Les supplétifs ont aussi bénéficié ces dernières années d'une série d'initiatives des pouvoirs publics mettant en place des mécanismes d'indemnisation en reconnaissance des services rendus et des souffrances endurées. Mais rien n'avait été fait pour les protéger légalement contre les injures et les diffamations auxquelles ils se sont trouvés régulièrement confrontés. En effet, les propos injurieux de Georges Frêche l'ont bien montré et la jurisprudence pénale a révélé bien des lacunes dans la protection des harkis. La chambre criminelle de la Cour de cassation, dans deux arrêts du 31 mars 2009, a jugé que ni les harkis ni leurs descendants ne constituaient un groupe de personnes entrant dans l'une des catégories « limitativement énumérées » par les articles 32 et 33 de la loi du 29 juillet 1881 sur la liberté de la presse. Elle a ajouté également que les harkis ne pouvaient engager une poursuite sur le fondement de toute injure et de toute diffamation posée à l'article 5 de la loi du 23 février 2005, celle-ci n'étant assortie d'aucune sanction pénale.

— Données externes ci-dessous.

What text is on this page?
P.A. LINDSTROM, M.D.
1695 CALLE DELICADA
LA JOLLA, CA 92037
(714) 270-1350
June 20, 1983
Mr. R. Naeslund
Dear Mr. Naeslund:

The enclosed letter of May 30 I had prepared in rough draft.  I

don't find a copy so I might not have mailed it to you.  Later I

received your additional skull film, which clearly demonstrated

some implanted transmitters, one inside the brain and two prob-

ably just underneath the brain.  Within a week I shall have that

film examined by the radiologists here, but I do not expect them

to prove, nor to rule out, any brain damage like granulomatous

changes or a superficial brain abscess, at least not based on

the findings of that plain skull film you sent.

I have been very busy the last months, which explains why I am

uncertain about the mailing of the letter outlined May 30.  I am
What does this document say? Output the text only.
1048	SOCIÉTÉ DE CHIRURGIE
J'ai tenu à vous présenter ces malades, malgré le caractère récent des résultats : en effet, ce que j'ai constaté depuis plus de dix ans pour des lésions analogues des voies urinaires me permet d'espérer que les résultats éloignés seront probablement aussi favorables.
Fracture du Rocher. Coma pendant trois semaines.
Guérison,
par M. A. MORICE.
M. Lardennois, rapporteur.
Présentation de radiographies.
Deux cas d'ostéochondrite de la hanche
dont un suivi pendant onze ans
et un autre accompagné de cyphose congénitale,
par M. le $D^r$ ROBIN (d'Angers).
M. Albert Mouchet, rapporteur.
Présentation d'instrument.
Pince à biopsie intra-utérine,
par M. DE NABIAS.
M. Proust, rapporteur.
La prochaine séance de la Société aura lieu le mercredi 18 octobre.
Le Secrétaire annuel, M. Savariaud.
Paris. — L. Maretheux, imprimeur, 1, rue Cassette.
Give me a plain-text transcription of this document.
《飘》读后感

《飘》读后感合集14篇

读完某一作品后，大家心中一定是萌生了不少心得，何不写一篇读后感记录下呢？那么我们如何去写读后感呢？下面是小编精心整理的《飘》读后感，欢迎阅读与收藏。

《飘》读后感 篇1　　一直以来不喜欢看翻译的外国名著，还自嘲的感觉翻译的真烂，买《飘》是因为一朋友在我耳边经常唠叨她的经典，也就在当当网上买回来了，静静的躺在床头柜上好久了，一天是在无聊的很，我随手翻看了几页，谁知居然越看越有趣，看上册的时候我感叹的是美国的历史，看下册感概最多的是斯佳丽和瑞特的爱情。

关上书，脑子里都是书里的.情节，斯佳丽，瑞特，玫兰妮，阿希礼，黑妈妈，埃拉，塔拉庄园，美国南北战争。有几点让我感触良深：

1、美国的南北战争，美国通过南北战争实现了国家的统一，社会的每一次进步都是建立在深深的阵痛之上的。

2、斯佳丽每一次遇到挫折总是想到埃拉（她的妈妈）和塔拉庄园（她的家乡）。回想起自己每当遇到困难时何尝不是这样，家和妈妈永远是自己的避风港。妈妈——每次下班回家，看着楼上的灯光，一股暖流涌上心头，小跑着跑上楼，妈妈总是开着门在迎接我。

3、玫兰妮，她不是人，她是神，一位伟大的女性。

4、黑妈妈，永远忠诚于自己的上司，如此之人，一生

Il n'est jamais trop tard pour bien faire, dit l'adage. Nous sommes, dans ce pays, des adeptes de la repentance souvent tardive. Cet après-midi, nous avons donc l'occasion de réparer un oubli qui s'apparente à de l'indifférence. Nous mettons en avant, parfois à tort et à travers, notre qualité de pays des droits de l'homme. Posons-nous la question : au regard du sort réservé aux supplétifs, avons-nous pleinement mérité cette estampille ces cinquante dernières années ? Aujourd'hui, nous faisons un grand pas vers la réparation d'une injustice. C'est là le sens des deux dispositions de la proposition de loi que nous examinons : la première tend à combler un vide juridique en matière de protection des harkis et d'autres anciens supplétifs de l'armée française en sanctionnant les injures et diffamations commises à leur encontre ; la seconde disposition prévoit la possibilité pour les associations de défense des intérêts et de l'honneur des supplétifs de se constituer partie civile.

Permettez-moi, pour conclure, de reprendre les propos du Président de la République : « Être harki aujourd'hui, c'est pouvoir dire : “Je suis Français par le choix et par le sang” » Un certain nombre de ceux à qui s'adresse ce texte ont disparu, mais leurs fils, leurs filles, leurs petits-enfants pourront s'en saisir. Il leur apportera reconnaissance et protection. C'est pourquoi, chers collègues, je vous invite à voter ce texte avec moi. Après tout, nous leur devons tant ! (Applaudissements sur les bancs du groupe UMP.)